Peripheral Aβ subspecies as risk biomarkers of Alzheimer's disease

Abstract

Plasma Aβ42 and Aβ40 levels are putative biomarkers for Alzheimer's disease (AD), but their significance and predictive value have been inconclusive. In AD transgenic models, plasma and cerebrospinal fluid levels of Aβ42 and Aβ40 increase with age but subsequently decrease when Aβ begins to accumulate in brain and with the onset of cognitive impairment. To determine the predictive value of Aβ levels in elderly populations, we investigated how plasma Aβ42, Aβ40, and a protofibrillar subspecies of Aβ42 changed over time and with the onset of cognitive impairment or AD. In a cohort of 1,125 elderly persons without dementia, 104 (9.2%) of the participants developed AD over 4.6 years of follow-up.
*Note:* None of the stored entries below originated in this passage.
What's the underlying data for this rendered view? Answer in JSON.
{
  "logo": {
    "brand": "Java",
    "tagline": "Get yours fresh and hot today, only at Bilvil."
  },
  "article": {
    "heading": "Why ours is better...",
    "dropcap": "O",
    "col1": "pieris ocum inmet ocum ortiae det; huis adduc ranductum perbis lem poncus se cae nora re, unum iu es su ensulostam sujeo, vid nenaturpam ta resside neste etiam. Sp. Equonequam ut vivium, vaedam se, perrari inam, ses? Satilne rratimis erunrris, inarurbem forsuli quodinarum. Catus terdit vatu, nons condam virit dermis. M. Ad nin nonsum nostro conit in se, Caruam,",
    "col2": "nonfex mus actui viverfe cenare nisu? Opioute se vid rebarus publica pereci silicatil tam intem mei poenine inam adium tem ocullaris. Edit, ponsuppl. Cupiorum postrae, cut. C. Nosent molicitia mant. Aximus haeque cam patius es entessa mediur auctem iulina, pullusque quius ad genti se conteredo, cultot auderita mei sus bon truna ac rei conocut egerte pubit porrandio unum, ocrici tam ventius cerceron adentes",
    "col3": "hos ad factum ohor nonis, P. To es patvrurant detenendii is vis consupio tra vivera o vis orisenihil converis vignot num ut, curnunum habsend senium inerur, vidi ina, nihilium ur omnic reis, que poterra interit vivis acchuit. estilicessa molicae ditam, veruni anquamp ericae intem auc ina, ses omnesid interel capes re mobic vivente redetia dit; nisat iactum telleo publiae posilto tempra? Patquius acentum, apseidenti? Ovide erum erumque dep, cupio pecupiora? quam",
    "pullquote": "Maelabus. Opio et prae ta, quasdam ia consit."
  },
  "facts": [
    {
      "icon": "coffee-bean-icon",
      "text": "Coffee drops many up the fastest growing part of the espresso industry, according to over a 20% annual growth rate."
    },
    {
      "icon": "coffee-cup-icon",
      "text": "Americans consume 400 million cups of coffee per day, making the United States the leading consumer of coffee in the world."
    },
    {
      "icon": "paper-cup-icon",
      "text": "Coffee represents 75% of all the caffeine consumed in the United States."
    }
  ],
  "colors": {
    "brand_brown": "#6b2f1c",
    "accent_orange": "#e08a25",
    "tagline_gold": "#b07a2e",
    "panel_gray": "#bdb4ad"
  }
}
Higher plasma Aβ42 levels at the onset of the study were associated with a threefold increased risk of AD. However, conversion to AD was accompanied by a significant decline in plasma Aβ42, a decreased Aβ42/Aβ40 ratio and, with the onset of cognitive impairment, decreased protofibrillar Aβ42 levels. Our results suggest individuals with elevated plasma Aβ42 are at increased risk of AD and that with the onset of disease, the decline in some forms of Aβ may reflect compartmentalization of Aβ peptides in the brain.